Zbliża się koniec roku a więc tradycyjnie wypadałoby podsumować to, co wydarzyło się w ciągu ostatnich dwunastu miesięcy na rynkach finansowych. Jaki to był rok? Patrząc tylko na indeksy chciałoby się powiedzieć - nijaki.
Byłaby to jednak ocena zbyt ogólna i niesprawiedliwa. Porównując go z rokiem 2012 widać przede wszystkim, że trudno było w nim cokolwiek zarobić ! Spójrzmy na rys.1. Uwagę zwraca przede wszystkim bardzo dobre zachowanie w ubiegłym roku spółek tureckich, ale także funduszy obligacji i indeksu Wig 20. Właściwie de facto można powiedzieć, że trudno byłoby nie zarobić. Nawet złoto, pomimo, że znajdowało się już w trendzie spadkowym, prawie utrzymało nominalną wartość względem początku roku 2012.
Zupełnie inaczej mają się sprawy jeśli chodzi o rok bieżący - rys.2. Widać wyraźnie, że jedyną realną możliwość zysku - podobnie jak w ubiegłym roku - dal segment małych i średnich spółek. Oczywiście można by tu jeszcze dorzucić rynek japoński, ale ze względu na niewielką popularność pominąłem go w zestawieniu.
Z powodu praktycznej nieprzewidywalności tego, która grupa aktywów pozwoli zarobić najwięcej w przyszłym roku nie będę tu udawał specjalisty dającego rady w tym zakresie. Wszystkie prognozy publikowane w fachowych czasopismach i blogach finansowych mają w dużym stopniu charakter horoskopów i tak tez do tego podchodzę.
Podsumowując rok 2013 wspomnę również o wyniku Portfela Technicznego. Stopa zwrotu od 2-01-2013 do chwili obecnej wyniosła +29%. Zmiana indeksu Wig w analogicznym okresie to +6,6%.
Oczywiście zdaję sobie sprawę, że jeden rok to za mało żeby właściwie ocenić zachowanie portfela w dłuższym okresie, ale od czegoś trzeba zacząć...
Przypomnę, że portfel oparty jest na rzeczywistych transakcjach i wszystkie operacje opisywane są na bieżąco. Celem portfela jest w miarę stabilny jego wzrost i pokonanie w dłuższym okresie indeksu szerokiego rynku. W okresach rocznych będę się starał uzyskać przynajmniej minimalną dodatnią stopę zwrotu.

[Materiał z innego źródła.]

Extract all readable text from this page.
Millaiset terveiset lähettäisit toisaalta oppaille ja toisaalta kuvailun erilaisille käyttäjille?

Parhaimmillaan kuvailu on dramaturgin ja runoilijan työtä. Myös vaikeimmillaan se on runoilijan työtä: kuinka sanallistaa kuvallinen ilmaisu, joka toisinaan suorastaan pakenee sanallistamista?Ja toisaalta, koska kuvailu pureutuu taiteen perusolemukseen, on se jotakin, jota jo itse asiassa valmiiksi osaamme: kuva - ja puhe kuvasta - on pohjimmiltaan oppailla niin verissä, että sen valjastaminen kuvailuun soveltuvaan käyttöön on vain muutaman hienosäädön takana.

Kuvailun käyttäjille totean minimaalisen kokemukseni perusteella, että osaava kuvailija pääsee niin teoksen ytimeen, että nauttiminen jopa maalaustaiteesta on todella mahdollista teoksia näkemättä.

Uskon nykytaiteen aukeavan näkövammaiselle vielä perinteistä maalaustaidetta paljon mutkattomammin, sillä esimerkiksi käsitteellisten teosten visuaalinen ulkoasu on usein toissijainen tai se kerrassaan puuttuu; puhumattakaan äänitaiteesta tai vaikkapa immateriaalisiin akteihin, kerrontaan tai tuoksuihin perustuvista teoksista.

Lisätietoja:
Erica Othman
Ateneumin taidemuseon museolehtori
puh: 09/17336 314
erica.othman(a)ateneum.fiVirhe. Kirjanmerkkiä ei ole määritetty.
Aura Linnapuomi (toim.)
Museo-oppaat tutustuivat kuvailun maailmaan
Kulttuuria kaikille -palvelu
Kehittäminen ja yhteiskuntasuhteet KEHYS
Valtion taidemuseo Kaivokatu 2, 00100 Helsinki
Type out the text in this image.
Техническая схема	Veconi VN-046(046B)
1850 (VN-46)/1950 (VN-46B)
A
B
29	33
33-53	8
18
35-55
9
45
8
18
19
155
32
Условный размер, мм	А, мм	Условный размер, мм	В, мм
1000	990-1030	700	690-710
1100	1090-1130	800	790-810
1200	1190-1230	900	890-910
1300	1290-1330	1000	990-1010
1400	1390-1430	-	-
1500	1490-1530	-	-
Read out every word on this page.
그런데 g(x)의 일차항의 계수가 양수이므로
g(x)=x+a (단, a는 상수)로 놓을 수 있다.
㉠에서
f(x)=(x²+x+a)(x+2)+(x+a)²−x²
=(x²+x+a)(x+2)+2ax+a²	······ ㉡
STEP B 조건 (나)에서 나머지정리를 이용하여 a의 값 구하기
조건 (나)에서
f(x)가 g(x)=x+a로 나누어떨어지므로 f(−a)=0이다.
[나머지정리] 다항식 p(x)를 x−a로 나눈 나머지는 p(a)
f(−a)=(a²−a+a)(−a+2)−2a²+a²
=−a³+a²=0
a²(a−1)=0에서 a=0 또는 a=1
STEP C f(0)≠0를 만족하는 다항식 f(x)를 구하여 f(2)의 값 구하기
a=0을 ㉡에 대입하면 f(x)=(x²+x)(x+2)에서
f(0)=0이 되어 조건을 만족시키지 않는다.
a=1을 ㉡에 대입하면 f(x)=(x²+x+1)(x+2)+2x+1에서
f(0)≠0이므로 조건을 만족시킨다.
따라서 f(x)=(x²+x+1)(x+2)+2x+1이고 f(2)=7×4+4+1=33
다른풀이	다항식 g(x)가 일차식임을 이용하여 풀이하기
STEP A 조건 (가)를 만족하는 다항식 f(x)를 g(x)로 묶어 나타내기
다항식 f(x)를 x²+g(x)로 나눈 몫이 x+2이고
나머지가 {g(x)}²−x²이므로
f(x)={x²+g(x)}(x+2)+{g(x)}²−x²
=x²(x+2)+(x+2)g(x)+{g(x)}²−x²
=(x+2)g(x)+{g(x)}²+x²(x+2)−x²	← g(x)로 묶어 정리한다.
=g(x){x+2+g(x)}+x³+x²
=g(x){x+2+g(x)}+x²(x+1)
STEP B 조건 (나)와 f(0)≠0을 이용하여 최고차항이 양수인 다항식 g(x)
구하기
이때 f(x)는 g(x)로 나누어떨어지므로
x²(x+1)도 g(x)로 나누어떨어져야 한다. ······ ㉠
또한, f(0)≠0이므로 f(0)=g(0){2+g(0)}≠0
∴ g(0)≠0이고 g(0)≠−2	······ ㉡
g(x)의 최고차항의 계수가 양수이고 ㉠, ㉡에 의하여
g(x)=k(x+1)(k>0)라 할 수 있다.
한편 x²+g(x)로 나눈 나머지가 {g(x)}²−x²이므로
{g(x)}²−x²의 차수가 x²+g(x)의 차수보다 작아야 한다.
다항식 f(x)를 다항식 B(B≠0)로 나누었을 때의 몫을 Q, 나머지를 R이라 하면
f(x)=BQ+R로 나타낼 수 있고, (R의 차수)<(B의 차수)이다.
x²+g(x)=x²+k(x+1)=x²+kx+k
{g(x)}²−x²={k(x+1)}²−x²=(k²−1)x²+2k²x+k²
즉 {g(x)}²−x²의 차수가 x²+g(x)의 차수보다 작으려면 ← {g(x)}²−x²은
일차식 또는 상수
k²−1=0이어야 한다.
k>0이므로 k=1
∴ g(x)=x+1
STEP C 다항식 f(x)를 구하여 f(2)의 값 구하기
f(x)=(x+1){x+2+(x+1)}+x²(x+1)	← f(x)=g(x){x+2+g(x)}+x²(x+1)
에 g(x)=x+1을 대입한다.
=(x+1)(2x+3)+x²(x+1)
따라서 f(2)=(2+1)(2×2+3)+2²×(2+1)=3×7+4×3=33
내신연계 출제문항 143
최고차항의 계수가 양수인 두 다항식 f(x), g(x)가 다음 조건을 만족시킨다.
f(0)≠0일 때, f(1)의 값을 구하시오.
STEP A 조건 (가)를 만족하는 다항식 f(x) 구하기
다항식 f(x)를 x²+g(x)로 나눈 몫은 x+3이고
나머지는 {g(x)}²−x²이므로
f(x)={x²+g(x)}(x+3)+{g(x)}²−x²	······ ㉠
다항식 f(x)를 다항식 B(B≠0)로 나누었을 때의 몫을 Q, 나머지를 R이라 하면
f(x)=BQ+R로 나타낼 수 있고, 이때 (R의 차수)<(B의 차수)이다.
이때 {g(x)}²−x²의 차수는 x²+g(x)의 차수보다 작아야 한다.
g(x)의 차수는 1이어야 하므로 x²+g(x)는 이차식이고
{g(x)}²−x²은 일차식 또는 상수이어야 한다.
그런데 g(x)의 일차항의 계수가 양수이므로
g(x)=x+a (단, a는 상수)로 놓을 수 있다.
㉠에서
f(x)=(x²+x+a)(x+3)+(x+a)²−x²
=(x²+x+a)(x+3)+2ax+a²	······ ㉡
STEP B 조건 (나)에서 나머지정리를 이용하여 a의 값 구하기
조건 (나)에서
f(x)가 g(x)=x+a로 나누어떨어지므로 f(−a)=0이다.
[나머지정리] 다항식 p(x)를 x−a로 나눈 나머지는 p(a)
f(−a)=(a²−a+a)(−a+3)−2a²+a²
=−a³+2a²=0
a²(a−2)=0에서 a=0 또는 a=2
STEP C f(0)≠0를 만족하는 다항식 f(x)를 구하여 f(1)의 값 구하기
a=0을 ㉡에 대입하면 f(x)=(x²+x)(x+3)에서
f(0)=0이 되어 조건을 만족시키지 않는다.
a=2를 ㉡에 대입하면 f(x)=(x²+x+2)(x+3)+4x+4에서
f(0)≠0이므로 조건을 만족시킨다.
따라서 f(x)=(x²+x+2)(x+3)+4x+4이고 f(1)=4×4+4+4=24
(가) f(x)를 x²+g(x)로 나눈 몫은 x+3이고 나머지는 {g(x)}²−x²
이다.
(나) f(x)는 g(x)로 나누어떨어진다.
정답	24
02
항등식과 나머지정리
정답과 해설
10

Na co stawiam w Nowym Roku 2014 ? Skład aktywów pozostaje bez zmian. Przyspieszająca gospodarka powinna podciągnąć kursy spółek o mniejszej kapitalizacji mimo ich względnego przewartościowania względem spółek dużych. Sadzę też, że dopóki wskaźniki gospodarcze nie osiągną w ujęciu historycznym niebezpiecznych poziomów spółki mniejsze powinny zachowywać się w miarę poprawnie.
Adamie,poniewaz inwestujesz w fundusz dla którego benchmarkiem jest swig czy nie wydaje Ci się że powinieneś się odnieść do swig a nie do wig?
OdpowiedzUsuńAnalitycy giełdowi twierdzą, że to Wig jest trudniejszy do pokonania w dłuższym okresie. Ale ok, po pewnym czasie do porównania dodam również pozostałe indeksy. Szacuję, że nastąpi to za mniej więcej 2-3 lata.